第308話 元カレとの訓練は難しい

      ◇   ◇   ◇




「今日からは勇輔と訓練して」


 いきなりシャーラからそう言われた時、月子は初め何を言われているか分からなかった。


「え、どうしていきなり」


 つい先日この部屋に越してきたばかりにもかかわらず、我が物顔でベッドに寝そべったシャーラは、淡々と言った。


「そっちの方が効率がいい。ユースケの前に立てるくらいには鍛えたから」

「鍛えたって、私はまだ一撃も入れられていないんですよ」

「それは当たり前。もう時間がない。余計な時間はかけていられない」


 シャーラはもっともらしいことを言うが、寝ているせいで面倒くさがっているようにしか聞こえなかった。

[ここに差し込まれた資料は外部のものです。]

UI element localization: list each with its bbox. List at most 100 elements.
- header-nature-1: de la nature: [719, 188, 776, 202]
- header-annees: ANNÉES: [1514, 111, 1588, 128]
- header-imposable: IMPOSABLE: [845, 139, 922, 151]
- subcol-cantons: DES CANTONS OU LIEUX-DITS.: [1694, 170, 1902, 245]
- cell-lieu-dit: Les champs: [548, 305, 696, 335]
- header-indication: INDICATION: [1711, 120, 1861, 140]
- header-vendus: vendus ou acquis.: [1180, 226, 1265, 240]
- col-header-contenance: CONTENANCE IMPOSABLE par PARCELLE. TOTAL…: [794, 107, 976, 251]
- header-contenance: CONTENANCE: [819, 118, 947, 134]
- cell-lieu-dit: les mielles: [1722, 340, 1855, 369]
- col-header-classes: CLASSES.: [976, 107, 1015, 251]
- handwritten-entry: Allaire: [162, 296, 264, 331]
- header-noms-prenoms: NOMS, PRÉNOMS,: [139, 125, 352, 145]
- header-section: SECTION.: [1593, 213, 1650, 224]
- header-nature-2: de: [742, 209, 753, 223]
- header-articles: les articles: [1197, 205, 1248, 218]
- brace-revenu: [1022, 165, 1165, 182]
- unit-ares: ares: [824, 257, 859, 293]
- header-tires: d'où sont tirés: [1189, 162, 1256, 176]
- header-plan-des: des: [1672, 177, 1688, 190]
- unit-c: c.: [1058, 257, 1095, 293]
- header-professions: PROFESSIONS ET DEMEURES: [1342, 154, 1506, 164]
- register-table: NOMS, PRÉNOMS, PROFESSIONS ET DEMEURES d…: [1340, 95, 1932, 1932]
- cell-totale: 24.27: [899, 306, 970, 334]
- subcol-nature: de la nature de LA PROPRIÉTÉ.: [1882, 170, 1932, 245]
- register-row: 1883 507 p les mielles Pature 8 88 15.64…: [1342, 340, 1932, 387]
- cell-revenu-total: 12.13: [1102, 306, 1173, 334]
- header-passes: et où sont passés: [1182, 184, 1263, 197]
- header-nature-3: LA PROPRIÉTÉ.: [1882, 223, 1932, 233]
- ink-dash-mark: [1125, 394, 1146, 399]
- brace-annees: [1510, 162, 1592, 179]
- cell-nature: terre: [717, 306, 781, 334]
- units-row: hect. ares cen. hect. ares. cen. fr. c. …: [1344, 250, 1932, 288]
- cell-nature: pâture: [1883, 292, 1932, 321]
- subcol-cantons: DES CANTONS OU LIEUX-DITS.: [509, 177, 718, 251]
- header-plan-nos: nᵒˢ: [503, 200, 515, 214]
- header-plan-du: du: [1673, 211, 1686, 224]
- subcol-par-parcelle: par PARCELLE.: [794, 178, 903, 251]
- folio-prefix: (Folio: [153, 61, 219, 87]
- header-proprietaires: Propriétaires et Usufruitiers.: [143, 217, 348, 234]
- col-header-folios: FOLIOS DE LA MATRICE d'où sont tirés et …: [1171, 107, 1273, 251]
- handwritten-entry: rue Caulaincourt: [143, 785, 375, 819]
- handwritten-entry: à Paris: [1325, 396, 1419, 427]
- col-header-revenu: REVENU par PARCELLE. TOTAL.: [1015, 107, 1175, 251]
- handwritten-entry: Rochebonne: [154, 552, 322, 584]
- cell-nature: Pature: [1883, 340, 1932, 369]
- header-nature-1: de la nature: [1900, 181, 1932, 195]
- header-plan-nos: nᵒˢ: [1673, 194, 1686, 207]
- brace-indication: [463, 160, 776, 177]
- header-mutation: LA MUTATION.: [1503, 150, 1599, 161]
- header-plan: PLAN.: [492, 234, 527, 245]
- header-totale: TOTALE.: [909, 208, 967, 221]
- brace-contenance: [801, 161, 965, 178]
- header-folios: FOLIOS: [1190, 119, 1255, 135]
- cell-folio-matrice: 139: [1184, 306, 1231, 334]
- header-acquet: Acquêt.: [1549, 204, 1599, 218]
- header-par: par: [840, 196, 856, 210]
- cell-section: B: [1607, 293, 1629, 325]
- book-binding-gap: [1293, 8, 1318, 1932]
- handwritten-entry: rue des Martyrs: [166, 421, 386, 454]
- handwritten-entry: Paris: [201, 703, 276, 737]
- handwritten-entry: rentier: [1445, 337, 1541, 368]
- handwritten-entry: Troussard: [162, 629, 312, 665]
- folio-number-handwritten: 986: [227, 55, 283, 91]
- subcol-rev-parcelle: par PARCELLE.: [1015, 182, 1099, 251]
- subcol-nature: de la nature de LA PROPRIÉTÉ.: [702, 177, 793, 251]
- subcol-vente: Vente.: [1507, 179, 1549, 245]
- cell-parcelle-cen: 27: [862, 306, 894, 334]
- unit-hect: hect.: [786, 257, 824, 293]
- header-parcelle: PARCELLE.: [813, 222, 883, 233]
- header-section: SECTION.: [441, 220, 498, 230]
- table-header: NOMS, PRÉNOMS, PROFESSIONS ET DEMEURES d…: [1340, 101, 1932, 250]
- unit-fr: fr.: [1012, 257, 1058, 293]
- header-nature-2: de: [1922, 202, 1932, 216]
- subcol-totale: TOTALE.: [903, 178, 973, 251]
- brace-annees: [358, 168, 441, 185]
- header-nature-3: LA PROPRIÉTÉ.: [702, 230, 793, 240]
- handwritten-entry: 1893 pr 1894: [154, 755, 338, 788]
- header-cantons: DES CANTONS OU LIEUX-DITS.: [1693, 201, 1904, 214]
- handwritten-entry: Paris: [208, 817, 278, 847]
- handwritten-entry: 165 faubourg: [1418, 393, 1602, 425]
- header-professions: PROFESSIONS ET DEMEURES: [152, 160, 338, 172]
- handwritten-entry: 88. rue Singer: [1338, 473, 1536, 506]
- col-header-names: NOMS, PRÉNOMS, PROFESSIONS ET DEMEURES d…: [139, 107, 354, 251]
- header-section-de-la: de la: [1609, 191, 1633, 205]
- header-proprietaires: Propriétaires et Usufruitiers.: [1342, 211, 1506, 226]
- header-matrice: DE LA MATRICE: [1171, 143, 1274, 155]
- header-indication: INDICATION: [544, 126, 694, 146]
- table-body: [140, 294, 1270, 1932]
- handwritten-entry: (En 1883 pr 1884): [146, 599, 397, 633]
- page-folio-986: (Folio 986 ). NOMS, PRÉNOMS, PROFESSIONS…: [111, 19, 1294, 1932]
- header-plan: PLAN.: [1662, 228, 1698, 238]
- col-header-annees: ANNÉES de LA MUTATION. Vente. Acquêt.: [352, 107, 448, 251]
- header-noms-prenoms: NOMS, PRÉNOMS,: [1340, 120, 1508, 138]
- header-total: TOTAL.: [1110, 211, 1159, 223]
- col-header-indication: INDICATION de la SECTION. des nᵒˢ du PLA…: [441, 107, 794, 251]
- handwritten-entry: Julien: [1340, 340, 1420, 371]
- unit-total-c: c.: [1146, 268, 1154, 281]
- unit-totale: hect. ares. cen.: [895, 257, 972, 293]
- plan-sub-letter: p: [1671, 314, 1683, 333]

「もうユースケには伝えてあるから。とりあえず一回やってみればいい。自分が何をしなきゃいけないのか、すぐに分かる」


 月子は釈然としな思いを抱えながらも、言われた通りに用意をして訓練室に向かった。


 そこには既に勇輔とリーシャ、陽向が待っていた。


「おお、月子。今日からよろしくな」

「ええ。お願いするわ」

「俺、誰かに教えるのってあんまり得意じゃないから、役には立てないかもだけど」

「問題ないわ。シャーラさんも口で教えるタイプではなかったし」

「助かるよ」


 そう言って笑う勇輔に対して、月子は複雑な思いでいた。


 月子にとって勇輔は日常の象徴だ。殺伐とした自分の生活において、勇輔が心の安寧だった。


 そんな勇輔に槍を向けるということに、強い忌避感を覚える。


 頭では勇輔の方が強いと分かっている。ジルザック・ルイードとの戦いの時も、文化祭の時も、それを間近に見てきたのだから。


 しかし理解はしていても、実感が追い付かない。


「じゃあ陽向はこの後やるから、端っこで見ててくれ。リーシャ、聖域頼む」

「分かりました」

「はい」


 リーシャが聖域を張り、訓練室が黄金の光に包まれた。


 月子は金雷槍を構え、腰を落とした。


 勇輔が腕を一振りすると、翡翠の光と共に見慣れた剣が現れる。鎧はなしでやるようだ。


「じゃあ月子、君は何でもありだ。全力で、殺すつもりで来てくれ」

「え、ええ」


 頷き、魔力を体内で激しく循環させる。だが、この状況に浮足立っているのが分かった。


 勇輔はそんな月子の様子を見て、無造作に剣を構えた。




 瞬間、死が通り過ぎた。




 何が起こったのか全く分からなった。


 ただこれまでの人生で感じたことのない、明確な死のイメージが頭に叩き込まれ、次の瞬間には仰向けに倒れていた。


「はっ‥‥ぁ‥」


 月子は酸素を求めてあえいだ。


 全身が緊張で震え、冷や汗が思い出したかのようにドッと噴き出す。


 ――斬られた。


 間違いなく斬られた。首と胴だ。恐る恐る首筋に手を当てると、汗で湿ってはいるが傷はない。


 しばらく立てないでいると、勇輔が心配そうにのぞき込んできた。


「‥‥大丈夫か?」

「だ、大丈夫よ‥‥」


 嘘だ。全然大丈夫ではない。


 しかし月子はなけなしのプライドで身体を起こすと、差し出された勇輔の手を取って立ち上がった。


 シャーラは勇輔の前に立てるくらいには鍛えたと言っていたが、そんなことはない。何をされたのかも見えなかった。


 これでは、助けになるどころか、足手まといにしかならない。


 その事実に打ちのめされていると、勇輔が言った。


「それにしても凄いな。正直、ここまで的確に反応されるとは思ってなかった」

「反応って、私は何もしてないわ」


 見えなかったのだから、反応も何もない。


 だが勇輔はキョトンとした顔で自身の首を軽く指さした。


「ほら、ここ」


 そこにはうっすらとだから、赤い切り傷がついていた。


「まさか、私が‥‥?」

「気付いてなかったのか。無意識でも身体が反応したんだな」

「全然気付かなかった」


 月子は槍を見る。反応したのは果たして自分だったのか、それとも金雷槍の方だったのかは定かではないが、シャーラの言葉は嘘ではなかったらしい。


 月子は一度深呼吸をすると、改めて構えを取った。


 もう浮足立つようなことはない。


 目の前にいるのは、遥か格上。


 そして自分はまだ強くなれる。いつになるかは分からない。それでも一刻も早く、本当の意味でこの人の隣にいたい。


 金の雷が月子の覚悟を示すように瞬いた。